This is way off the topic of the original post, but, here goes.
Carol, the factory where I used to work for many years used asbestos for assembling buttons (parts of multi-focal lenses) so that when the buttons were sent through the furnace to fuse, the asbestos strips holding them together would not burn. My friend, hearing about this, told me that her father had died of cancer that was supposedly caused by working in the shipyards in WWII, where he had been exposed to asbestos. I made some phone calls and asked some questions at work, and after that, anyone who came in contact with asbestos was given yearly respiratory exams at the local hospital. And after that, they would not put any new worker who smoked into the button room, because according to statistics they had (this was in 1975),
people who both worked with asbestos and smoked had a greater health risk than those who did not.
Casdave made a good point in mentioning actuaries and insurance companies. The company I worked for was acting under the advice of their workers’ compensation insurance company, and that company did not want to be paying out big bucks on claims.

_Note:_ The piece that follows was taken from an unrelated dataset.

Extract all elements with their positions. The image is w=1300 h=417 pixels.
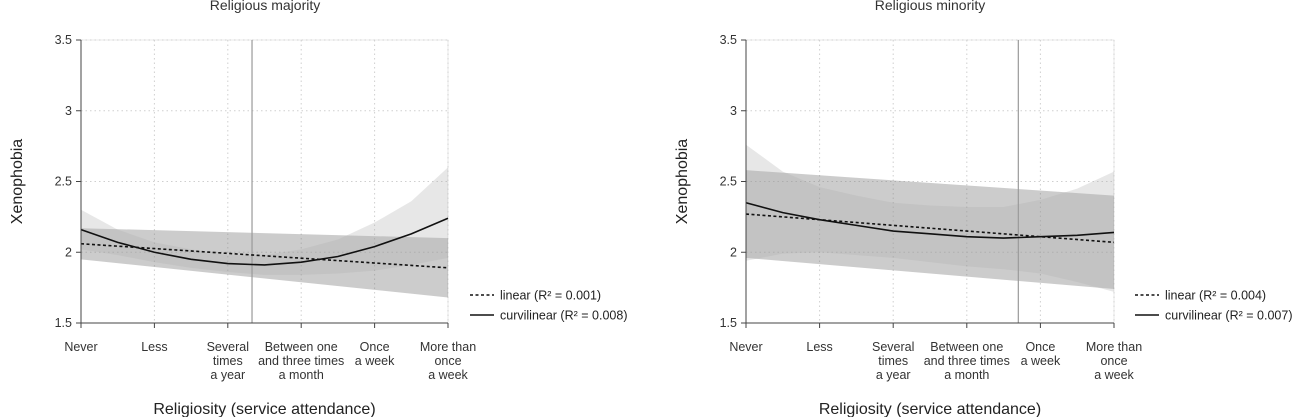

I suppose it is possible that there is a big anti-smoking conspiracy, but what would be the purpose? Why would people invent statistics and skew studies to target smokers? There have been whistle blowers within tobacco companies in recent years that have admitted that chemicals to make cigarettes more addictive have been added to cigarettes. And while it is true that statistics can be manipulated and used for special interest groups’ own ends, why would smoking be targeted without good reason?
Also Carol, have you got any statistics refuting the correlation between mouth cancer and tobacco chewing?
It just seems that there are too many studies linking tobacco and cancer for it just to be coincidental.
I hadn’t heard about the cervical cancer thing, though. I don’t see how that case could have been won since there is lots of evidence linking cervical cancer to HPV. That does sound like ineptitude on the part of the tobacco companies’ lawyers, although I should probably check out some search engines myself to read about it.
Carol, if the evidence you presented here had been presented by someone who does not have “Smokers’ Rights” listed under interests in her/his profile, I would have been more inclined to take it seriously. It could be that you are right about the anti-smoking conspiracy; stranger things have happened. But it appears that you are only reporting evidence that coincides with what you want to believe, and ignoring or discounting everything else.